- Native name: Mto Mpiji (Swahili)

Location
- Country: Tanzania
- Region: Dar es Salaam Region & Pwani Region
- District: Kisarawe, Kibaha, Kibaha TC, Ubungo, Kinondoni, & Bagamoyo
- Ward: Kwembe, Masaki, Bokomnemela, Kiluvya, Kisarawe, Tumbi, Maili Moja, Kibamba, Mbezi, Pangani, Mabwepande, Kerege, Bunju & Mbweni

Physical characteristics
- • location: Masaki, Kisarawe District, Pwani
- • coordinates: 7°3′51″S 38°59′03″E﻿ / ﻿7.06417°S 38.98417°E
- Mouth: Zanzibar Channel
- • location: Mbweni
- • coordinates: 6°33′36″S 39°07′09″E﻿ / ﻿6.5599°S 39.1191°E

= Mpiji River =

River in Pwani Region and Dar es Salaam Region, Tanzania

Mpiji River (Mto Mpiji in Swahili) is located in the north east of Pwani Region and western Dar es Salaam Region of Tanzania.

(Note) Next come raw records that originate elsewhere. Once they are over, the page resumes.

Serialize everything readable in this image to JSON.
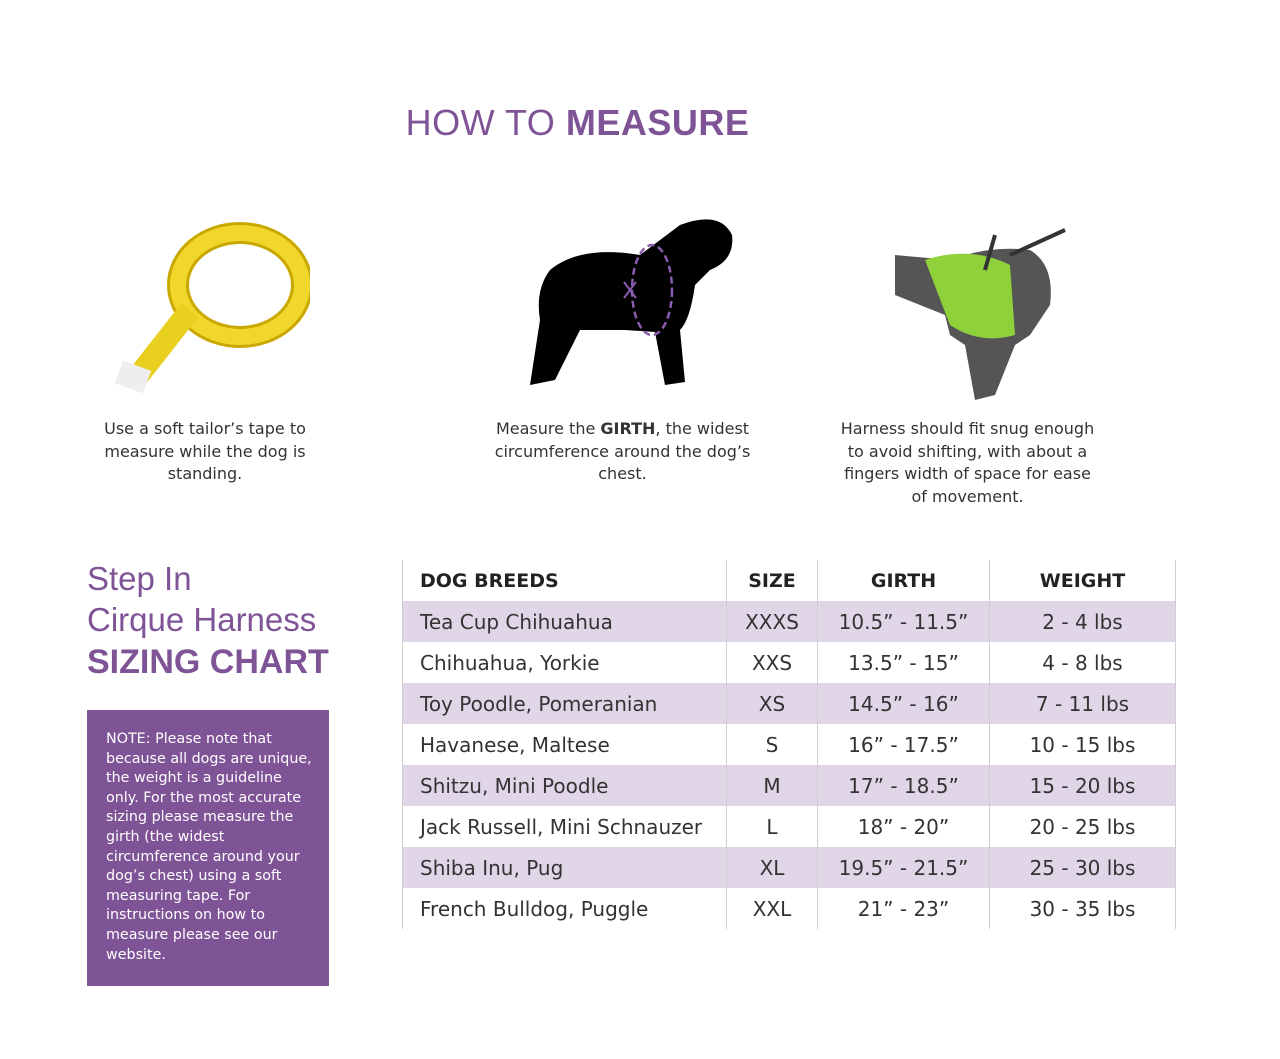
{
  "header": {
    "title_light": "HOW TO ",
    "title_bold": "MEASURE"
  },
  "steps": [
    {
      "icon": "tape-measure-icon",
      "text": "Use a soft tailor’s tape to measure while the dog is standing."
    },
    {
      "icon": "dog-girth-icon",
      "pre": "Measure the ",
      "bold": "GIRTH",
      "post": ", the widest circumference around the dog’s chest."
    },
    {
      "icon": "dog-harness-icon",
      "text": "Harness should fit snug enough to avoid shifting, with about a fingers width of space for ease of movement."
    }
  ],
  "side": {
    "line1": "Step In",
    "line2": "Cirque Harness",
    "line3": "SIZING CHART",
    "note": "NOTE: Please note that because all dogs are unique, the weight is a guideline only. For the most accurate sizing please measure the girth (the widest circumference around your dog’s chest) using a soft measuring tape. For instructions on how to measure please see our website."
  },
  "table": {
    "headers": [
      "DOG BREEDS",
      "SIZE",
      "GIRTH",
      "WEIGHT"
    ],
    "rows": [
      [
        "Tea Cup Chihuahua",
        "XXXS",
        "10.5” - 11.5”",
        "2 - 4 lbs"
      ],
      [
        "Chihuahua, Yorkie",
        "XXS",
        "13.5” - 15”",
        "4 - 8 lbs"
      ],
      [
        "Toy Poodle, Pomeranian",
        "XS",
        "14.5” - 16”",
        "7 - 11 lbs"
      ],
      [
        "Havanese, Maltese",
        "S",
        "16” - 17.5”",
        "10 - 15 lbs"
      ],
      [
        "Shitzu, Mini Poodle",
        "M",
        "17” - 18.5”",
        "15 - 20 lbs"
      ],
      [
        "Jack Russell, Mini Schnauzer",
        "L",
        "18” - 20”",
        "20 - 25 lbs"
      ],
      [
        "Shiba Inu, Pug",
        "XL",
        "19.5” - 21.5”",
        "25 - 30 lbs"
      ],
      [
        "French Bulldog, Puggle",
        "XXL",
        "21” - 23”",
        "30 - 35 lbs"
      ]
    ]
  },
  "colors": {
    "accent": "#7f5497",
    "band": "#e0d6e7"
  }
}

It begins in Masaki ward in Kisarawe District and eventually drains into Zanzibar Channel at the border of Mbweni ward of Kinondoni MC of Dar es Salaam and Kerege ward of Bagamoyo District of Pwani Region.

==Threats==
In Dar es Salaam, the rivers and streams that empty into the Indian Ocean are becoming more and more filthy, according to a news report from 2021. The Mpiji and Msimbazi rivers, as well as the Mzinga and Kizinga streams, have all been contaminated by human and industrial waste. People who live nearby have destroyed natural water alignment and converted nearby streams and rivers into trash dumps. Rivers in Dar es Salaam are poorly protected, and human activity is disrupting their natural alignments.